Una exuberante Heidi Brühl aparece como la mujer joven del escalador de mayor edad cuando, tratándolo de vejestorio, el hombre no pasa de los cuarenta tacos. El caso es que la rubia se ve atraída por Eastwood pero también por Reyner Schöne en el papel de Karl Freytag, que muestra un cuerpo juvenil, atlético y encima carismático. Su marido, viendo la actividad que le viene encima y los ataques descarados de su esposa, se disculpa del grupo para retirarse resignado a su habitación, mientras que la fogosa rubia con ganas de broche final a la fiesta – y espero que lo escrito no sea argumento de las feministas para llevarme a la hoguera –, lo intenta con el protagonista, tirando los tejos bajo el reclamo de una invitación a la última copa. Rechazada por el duro Clint que deja pasar la oportunidad de echarse un kiki, Heidi intenta justificarse comentando el deseo de que su marido cambiase de idea respecto a esta arriesgada escalada sin entender porqué insiste en llevarla acabo. Nuestro profesor responde que él si lo sabe, que lo hace por ella tratando de alejarla de los jóvenes manteniéndose él joven, haciendo lo que hacen los jóvenes; remata.

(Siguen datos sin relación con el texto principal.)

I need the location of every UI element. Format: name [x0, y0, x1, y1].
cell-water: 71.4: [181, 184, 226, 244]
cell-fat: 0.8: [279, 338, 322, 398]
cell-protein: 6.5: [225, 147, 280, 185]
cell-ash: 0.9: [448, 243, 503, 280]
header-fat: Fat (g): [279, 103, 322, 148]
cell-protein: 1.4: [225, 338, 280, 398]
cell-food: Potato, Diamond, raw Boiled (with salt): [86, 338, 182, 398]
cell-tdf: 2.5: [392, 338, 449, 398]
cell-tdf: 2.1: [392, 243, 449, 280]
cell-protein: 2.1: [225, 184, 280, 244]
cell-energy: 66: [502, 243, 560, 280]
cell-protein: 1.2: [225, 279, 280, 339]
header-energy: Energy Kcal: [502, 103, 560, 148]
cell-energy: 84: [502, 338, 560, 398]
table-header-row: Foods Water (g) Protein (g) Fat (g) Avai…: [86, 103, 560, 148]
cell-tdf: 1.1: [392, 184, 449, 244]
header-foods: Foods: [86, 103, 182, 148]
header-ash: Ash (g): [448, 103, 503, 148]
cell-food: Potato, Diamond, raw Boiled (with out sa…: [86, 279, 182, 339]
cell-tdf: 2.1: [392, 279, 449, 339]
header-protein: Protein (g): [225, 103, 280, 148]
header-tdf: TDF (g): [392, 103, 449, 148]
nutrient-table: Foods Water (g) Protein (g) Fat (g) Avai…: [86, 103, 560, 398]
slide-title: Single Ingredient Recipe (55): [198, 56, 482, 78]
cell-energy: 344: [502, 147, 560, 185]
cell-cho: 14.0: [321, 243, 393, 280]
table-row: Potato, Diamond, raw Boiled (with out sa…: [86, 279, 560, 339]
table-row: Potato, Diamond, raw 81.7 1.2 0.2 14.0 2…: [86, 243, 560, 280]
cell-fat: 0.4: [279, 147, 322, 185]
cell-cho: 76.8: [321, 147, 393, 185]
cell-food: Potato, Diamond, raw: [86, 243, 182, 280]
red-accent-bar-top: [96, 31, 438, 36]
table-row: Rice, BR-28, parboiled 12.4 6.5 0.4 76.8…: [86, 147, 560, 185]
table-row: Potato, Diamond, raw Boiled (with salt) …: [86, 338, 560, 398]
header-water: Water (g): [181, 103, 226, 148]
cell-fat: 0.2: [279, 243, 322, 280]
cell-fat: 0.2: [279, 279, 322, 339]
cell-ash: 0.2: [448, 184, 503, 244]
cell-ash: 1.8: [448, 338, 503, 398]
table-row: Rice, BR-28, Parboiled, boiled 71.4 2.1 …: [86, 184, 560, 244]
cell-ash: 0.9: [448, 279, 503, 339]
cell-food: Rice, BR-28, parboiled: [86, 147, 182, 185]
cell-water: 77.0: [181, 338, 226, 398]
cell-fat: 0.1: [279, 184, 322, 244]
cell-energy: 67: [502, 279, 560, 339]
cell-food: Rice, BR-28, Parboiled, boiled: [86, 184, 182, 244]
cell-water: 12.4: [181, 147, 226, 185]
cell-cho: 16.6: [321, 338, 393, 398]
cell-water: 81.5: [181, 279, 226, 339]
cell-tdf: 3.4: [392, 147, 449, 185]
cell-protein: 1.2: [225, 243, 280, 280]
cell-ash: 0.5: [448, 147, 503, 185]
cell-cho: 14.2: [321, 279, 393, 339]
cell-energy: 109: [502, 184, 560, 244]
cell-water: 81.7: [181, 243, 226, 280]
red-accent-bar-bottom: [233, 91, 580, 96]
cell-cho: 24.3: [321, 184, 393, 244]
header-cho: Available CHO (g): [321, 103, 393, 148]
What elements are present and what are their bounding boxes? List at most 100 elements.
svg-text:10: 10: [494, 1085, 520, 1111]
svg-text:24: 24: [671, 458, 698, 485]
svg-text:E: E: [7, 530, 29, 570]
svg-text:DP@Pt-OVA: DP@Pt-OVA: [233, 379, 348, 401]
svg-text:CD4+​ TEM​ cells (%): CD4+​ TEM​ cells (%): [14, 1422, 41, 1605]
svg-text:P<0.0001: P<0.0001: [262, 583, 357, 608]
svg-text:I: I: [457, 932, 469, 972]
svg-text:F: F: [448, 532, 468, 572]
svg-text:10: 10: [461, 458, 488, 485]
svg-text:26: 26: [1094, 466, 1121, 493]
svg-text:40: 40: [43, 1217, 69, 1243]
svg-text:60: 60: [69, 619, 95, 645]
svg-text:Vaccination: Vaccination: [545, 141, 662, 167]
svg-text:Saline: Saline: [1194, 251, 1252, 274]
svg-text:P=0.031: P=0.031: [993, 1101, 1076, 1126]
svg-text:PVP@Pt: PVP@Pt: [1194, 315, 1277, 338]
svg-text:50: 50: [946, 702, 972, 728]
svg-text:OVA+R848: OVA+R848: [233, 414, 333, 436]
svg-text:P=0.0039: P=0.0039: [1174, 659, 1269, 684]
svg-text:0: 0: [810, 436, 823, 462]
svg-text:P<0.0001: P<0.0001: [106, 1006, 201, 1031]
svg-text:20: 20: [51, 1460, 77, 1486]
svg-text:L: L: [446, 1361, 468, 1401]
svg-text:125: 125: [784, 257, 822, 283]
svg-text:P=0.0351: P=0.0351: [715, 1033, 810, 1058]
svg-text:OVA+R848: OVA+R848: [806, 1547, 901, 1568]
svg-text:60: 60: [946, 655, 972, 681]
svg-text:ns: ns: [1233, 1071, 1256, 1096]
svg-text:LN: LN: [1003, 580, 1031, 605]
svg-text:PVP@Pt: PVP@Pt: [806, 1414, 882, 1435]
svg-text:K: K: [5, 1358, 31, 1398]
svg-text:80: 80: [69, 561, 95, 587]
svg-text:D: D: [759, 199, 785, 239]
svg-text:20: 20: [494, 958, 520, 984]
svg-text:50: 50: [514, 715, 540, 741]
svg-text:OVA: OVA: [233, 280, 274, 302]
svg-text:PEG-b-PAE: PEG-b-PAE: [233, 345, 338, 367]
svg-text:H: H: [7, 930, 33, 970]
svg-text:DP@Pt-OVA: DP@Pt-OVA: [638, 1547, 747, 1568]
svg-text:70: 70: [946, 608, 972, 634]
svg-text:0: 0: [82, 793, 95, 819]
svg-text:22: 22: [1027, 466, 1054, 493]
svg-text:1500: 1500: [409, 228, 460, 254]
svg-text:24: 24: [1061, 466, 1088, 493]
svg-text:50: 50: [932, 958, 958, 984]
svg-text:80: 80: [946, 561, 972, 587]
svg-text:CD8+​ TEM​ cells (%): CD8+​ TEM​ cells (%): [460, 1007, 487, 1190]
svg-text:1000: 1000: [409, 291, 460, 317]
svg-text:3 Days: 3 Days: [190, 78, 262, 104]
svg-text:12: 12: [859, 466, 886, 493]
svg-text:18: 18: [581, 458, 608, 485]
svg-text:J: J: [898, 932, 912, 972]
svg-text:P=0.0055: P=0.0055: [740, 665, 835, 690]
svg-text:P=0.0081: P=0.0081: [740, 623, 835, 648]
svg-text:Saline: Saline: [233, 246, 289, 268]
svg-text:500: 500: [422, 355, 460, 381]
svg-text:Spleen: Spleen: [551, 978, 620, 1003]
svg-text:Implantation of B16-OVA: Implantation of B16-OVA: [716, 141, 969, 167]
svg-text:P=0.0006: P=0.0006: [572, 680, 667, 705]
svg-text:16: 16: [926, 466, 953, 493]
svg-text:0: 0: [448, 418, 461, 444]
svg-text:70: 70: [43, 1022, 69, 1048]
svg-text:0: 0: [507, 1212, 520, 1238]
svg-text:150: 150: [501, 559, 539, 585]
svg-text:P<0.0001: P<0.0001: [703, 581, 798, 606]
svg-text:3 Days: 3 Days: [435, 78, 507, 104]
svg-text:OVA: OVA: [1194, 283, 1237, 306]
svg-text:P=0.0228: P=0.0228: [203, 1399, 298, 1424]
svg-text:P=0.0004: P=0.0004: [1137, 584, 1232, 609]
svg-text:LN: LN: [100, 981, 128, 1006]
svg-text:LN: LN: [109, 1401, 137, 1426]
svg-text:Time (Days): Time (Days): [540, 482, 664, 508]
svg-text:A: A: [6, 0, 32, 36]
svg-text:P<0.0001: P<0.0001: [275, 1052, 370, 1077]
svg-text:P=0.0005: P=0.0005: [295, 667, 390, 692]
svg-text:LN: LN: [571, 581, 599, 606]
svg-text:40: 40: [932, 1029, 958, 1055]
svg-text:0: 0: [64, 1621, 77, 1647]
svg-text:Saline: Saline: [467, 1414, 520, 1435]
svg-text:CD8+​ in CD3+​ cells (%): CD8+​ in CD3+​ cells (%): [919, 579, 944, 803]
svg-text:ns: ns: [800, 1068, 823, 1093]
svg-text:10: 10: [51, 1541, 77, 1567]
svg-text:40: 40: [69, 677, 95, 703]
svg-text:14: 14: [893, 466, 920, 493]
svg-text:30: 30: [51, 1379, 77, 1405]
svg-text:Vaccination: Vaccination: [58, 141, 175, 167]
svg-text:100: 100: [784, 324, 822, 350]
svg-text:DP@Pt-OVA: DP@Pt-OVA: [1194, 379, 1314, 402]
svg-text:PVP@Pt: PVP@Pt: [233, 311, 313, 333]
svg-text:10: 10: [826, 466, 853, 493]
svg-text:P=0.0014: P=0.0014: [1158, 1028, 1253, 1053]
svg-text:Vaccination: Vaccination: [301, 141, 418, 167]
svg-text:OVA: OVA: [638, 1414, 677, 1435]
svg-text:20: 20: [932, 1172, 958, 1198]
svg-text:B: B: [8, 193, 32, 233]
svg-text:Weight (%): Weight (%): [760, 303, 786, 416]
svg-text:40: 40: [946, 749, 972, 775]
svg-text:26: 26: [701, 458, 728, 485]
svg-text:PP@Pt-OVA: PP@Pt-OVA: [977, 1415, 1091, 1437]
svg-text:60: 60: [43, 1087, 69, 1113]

..."Pues eso, que tocar el cinco y el cero puede significar la pretensión de seguir siendo joven

para impresionar al mundo o para impresionarnos a nosotros mismos"...

 

Los labios de Heidi sueltan un conyugal y suspiroso “pobrecito”, a lo que Clint contesta que si, porque no le da ningún resultado. Vamos, que si ven la peli o la recuerdan, comprobarán que al final se intuye que la guapa ante el despecho de Eastwood fue a cepillarse al apuesto y fibroso Reyner Schöne.

Pues eso, que tocar el cinco y el cero puede significar la pretensión de seguir siendo joven para impresionar al mundo o para impresionarnos a nosotros mismos. El personal hace unas cuantas primaveras que dejó de salir a correr para ser raners de esos que compiten con el cronómetro e intentan mantener la patata bajo el control que ofrecen los pulsómetros que tanto se han puesto de moda, mientras dejamos los huesos y los músculos a las buenas manos de los fisioterapeutas que recomponen nuestros excesos.

 

Aún recuerdo cuando en mi pueblo no veías a un alma corriendo por la calle y desde un bar salía alguno a decirte que estabas más flaco que un mondadientes o que la carrera ya había sido hacía un par de meses. Eso en el mejor de los piropos. Lo bueno es que ahora es un hábito saludable donde el que no corre sale a caminar. Hoy competimos por todo, competimos con la implacable edad para creer que no envejecemos.

 

"Hoy competimos por todo, competimos con la implacable edad para creer que no envejecemos"...

El otro día cuando llegué a casa vi a mi padre en la finca, subido a una escalera con una agilidad excepcional cogiendo fruta. Había unas manzanas a las que no le llegaba y le pedí que se bajase, que yo lo hacía. Así fue, pero había tres que quedaban en el extremo de la rama más alta por lo que precisaba subir un par de peldaños más.

 

- Non, non subas máis que podes caer – advirtió. Deixame a min – dijo mi padre a sus ochenta y siete años.

 

Lo miré desde arriba y me quedé con dos lecturas: La primera es que un padre siempre protege a un hijo y la segunda fue sentir que toda mi competición será llegar a su edad como está él, siguiendo activo para sentirme vivo, sin rivalizar en exceso con un cronómetro que ya me aplica la sanción de los cincuenta, alejándome de un zagal de veinte y aproximándome más a una Heidi Brühl que en algún momento pueda soltar un “pobrecito”. Y, en el peor de los casos, llegar a la tercera edad tan pasado de vueltas que un pequeño paseo sea una tortura.

Por supuesto que no dejé a mi padre subir esos dos estribos que él no me permitía, sabiendo que lo haría sin ningún problema.